Genetic and Molecular Basis of Heterogeneous NK Cell Responses against Acute Leukemia

Affiliations

Genetic and Molecular Basis of Heterogeneous NK Cell Responses against Acute Leukemia

Dhon Roméo Makanga et al. Cancers (Basel). .

Abstract

Natural killer (NK) cells are key cytotoxic effectors against malignant cells. Polygenic and polymorphic Killer cell Immunoglobulin-like Receptor (KIR) and HLA genes participate in the structural and functional formation of the NK cell repertoire. In this study, we extensively investigated the anti-leukemic potential of NK cell subsets, taking into account these genetic parameters and cytomegalovirus (CMV) status. Hierarchical clustering analysis of NK cell subsets based on NKG2A, KIR, CD57 and NKG2C markers from 68 blood donors identified donor clusters characterized by a specific phenotypic NK cell repertoire linked to a particular immunogenetic KIR and HLA profile and CMV status. On the functional side, acute lymphoblastic leukemia (ALL) was better recognized by NK cells than acute myeloid leukemia (AML).
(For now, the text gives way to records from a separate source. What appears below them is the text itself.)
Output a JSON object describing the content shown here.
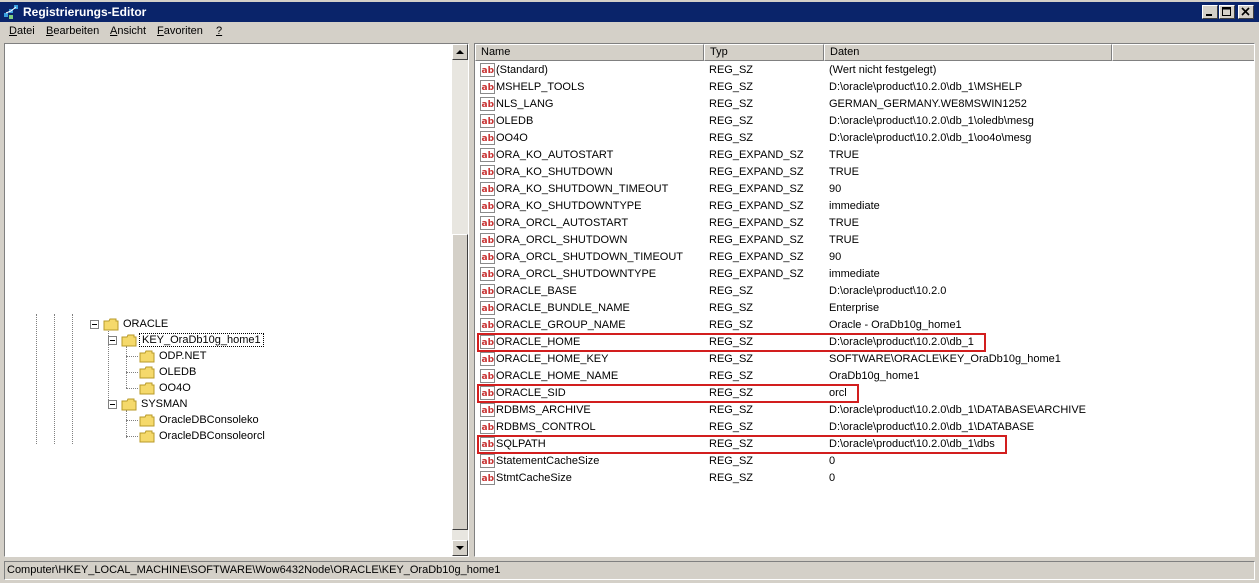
{
  "window": {
    "title": "Registrierungs-Editor"
  },
  "menu": [
    {
      "label": "Datei",
      "mnemonic": "D"
    },
    {
      "label": "Bearbeiten",
      "mnemonic": "B"
    },
    {
      "label": "Ansicht",
      "mnemonic": "A"
    },
    {
      "label": "Favoriten",
      "mnemonic": "F"
    },
    {
      "label": "?",
      "mnemonic": "?"
    }
  ],
  "tree": [
    {
      "label": "ORACLE",
      "expanded": true
    },
    {
      "label": "KEY_OraDb10g_home1",
      "expanded": true,
      "selected": true
    },
    {
      "label": "ODP.NET"
    },
    {
      "label": "OLEDB"
    },
    {
      "label": "OO4O"
    },
    {
      "label": "SYSMAN",
      "expanded": true
    },
    {
      "label": "OracleDBConsoleko"
    },
    {
      "label": "OracleDBConsoleorcl"
    }
  ],
  "columns": {
    "name": "Name",
    "type": "Typ",
    "data": "Daten"
  },
  "values": [
    {
      "name": "(Standard)",
      "type": "REG_SZ",
      "data": "(Wert nicht festgelegt)"
    },
    {
      "name": "MSHELP_TOOLS",
      "type": "REG_SZ",
      "data": "D:\\oracle\\product\\10.2.0\\db_1\\MSHELP"
    },
    {
      "name": "NLS_LANG",
      "type": "REG_SZ",
      "data": "GERMAN_GERMANY.WE8MSWIN1252"
    },
    {
      "name": "OLEDB",
      "type": "REG_SZ",
      "data": "D:\\oracle\\product\\10.2.0\\db_1\\oledb\\mesg"
    },
    {
      "name": "OO4O",
      "type": "REG_SZ",
      "data": "D:\\oracle\\product\\10.2.0\\db_1\\oo4o\\mesg"
    },
    {
      "name": "ORA_KO_AUTOSTART",
      "type": "REG_EXPAND_SZ",
      "data": "TRUE"
    },
    {
      "name": "ORA_KO_SHUTDOWN",
      "type": "REG_EXPAND_SZ",
      "data": "TRUE"
    },
    {
      "name": "ORA_KO_SHUTDOWN_TIMEOUT",
      "type": "REG_EXPAND_SZ",
      "data": "90"
    },
    {
      "name": "ORA_KO_SHUTDOWNTYPE",
      "type": "REG_EXPAND_SZ",
      "data": "immediate"
    },
    {
      "name": "ORA_ORCL_AUTOSTART",
      "type": "REG_EXPAND_SZ",
      "data": "TRUE"
    },
    {
      "name": "ORA_ORCL_SHUTDOWN",
      "type": "REG_EXPAND_SZ",
      "data": "TRUE"
    },
    {
      "name": "ORA_ORCL_SHUTDOWN_TIMEOUT",
      "type": "REG_EXPAND_SZ",
      "data": "90"
    },
    {
      "name": "ORA_ORCL_SHUTDOWNTYPE",
      "type": "REG_EXPAND_SZ",
      "data": "immediate"
    },
    {
      "name": "ORACLE_BASE",
      "type": "REG_SZ",
      "data": "D:\\oracle\\product\\10.2.0"
    },
    {
      "name": "ORACLE_BUNDLE_NAME",
      "type": "REG_SZ",
      "data": "Enterprise"
    },
    {
      "name": "ORACLE_GROUP_NAME",
      "type": "REG_SZ",
      "data": "Oracle - OraDb10g_home1"
    },
    {
      "name": "ORACLE_HOME",
      "type": "REG_SZ",
      "data": "D:\\oracle\\product\\10.2.0\\db_1",
      "highlighted": true
    },
    {
      "name": "ORACLE_HOME_KEY",
      "type": "REG_SZ",
      "data": "SOFTWARE\\ORACLE\\KEY_OraDb10g_home1"
    },
    {
      "name": "ORACLE_HOME_NAME",
      "type": "REG_SZ",
      "data": "OraDb10g_home1"
    },
    {
      "name": "ORACLE_SID",
      "type": "REG_SZ",
      "data": "orcl",
      "highlighted": true
    },
    {
      "name": "RDBMS_ARCHIVE",
      "type": "REG_SZ",
      "data": "D:\\oracle\\product\\10.2.0\\db_1\\DATABASE\\ARCHIVE"
    },
    {
      "name": "RDBMS_CONTROL",
      "type": "REG_SZ",
      "data": "D:\\oracle\\product\\10.2.0\\db_1\\DATABASE"
    },
    {
      "name": "SQLPATH",
      "type": "REG_SZ",
      "data": "D:\\oracle\\product\\10.2.0\\db_1\\dbs",
      "highlighted": true
    },
    {
      "name": "StatementCacheSize",
      "type": "REG_SZ",
      "data": "0"
    },
    {
      "name": "StmtCacheSize",
      "type": "REG_SZ",
      "data": "0"
    }
  ],
  "status": {
    "path": "Computer\\HKEY_LOCAL_MACHINE\\SOFTWARE\\Wow6432Node\\ORACLE\\KEY_OraDb10g_home1"
  },
  "colors": {
    "titlebar": "#0a246a",
    "highlight_box": "#d21e1e",
    "folder": "#f5d96b"
  },
  "icons": {
    "value": "reg-string-icon",
    "folder": "folder-icon",
    "app": "regedit-icon"
  }
}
However, a broad inter-individual disparity of NK cell responses exists against the same leukemic target, highlighting bad and good NK responders. The most effective NK cell subsets against different ALLs expressed NKG2A and represented the most frequent subset in the NK cell repertoire. In contrast, minority CD57+ or/and KIR+ NK cell subsets were more efficient against AML. Overall, our data may help to optimize the selection of hematopoietic stem cell donors on the basis of immunogenetic KIR/HLA for ALL patients and identify the best NK cell candidates in immunotherapy for AML.

Keywords: CMV; HLA; KIR; acute leukemia; natural killer cells; repertoire.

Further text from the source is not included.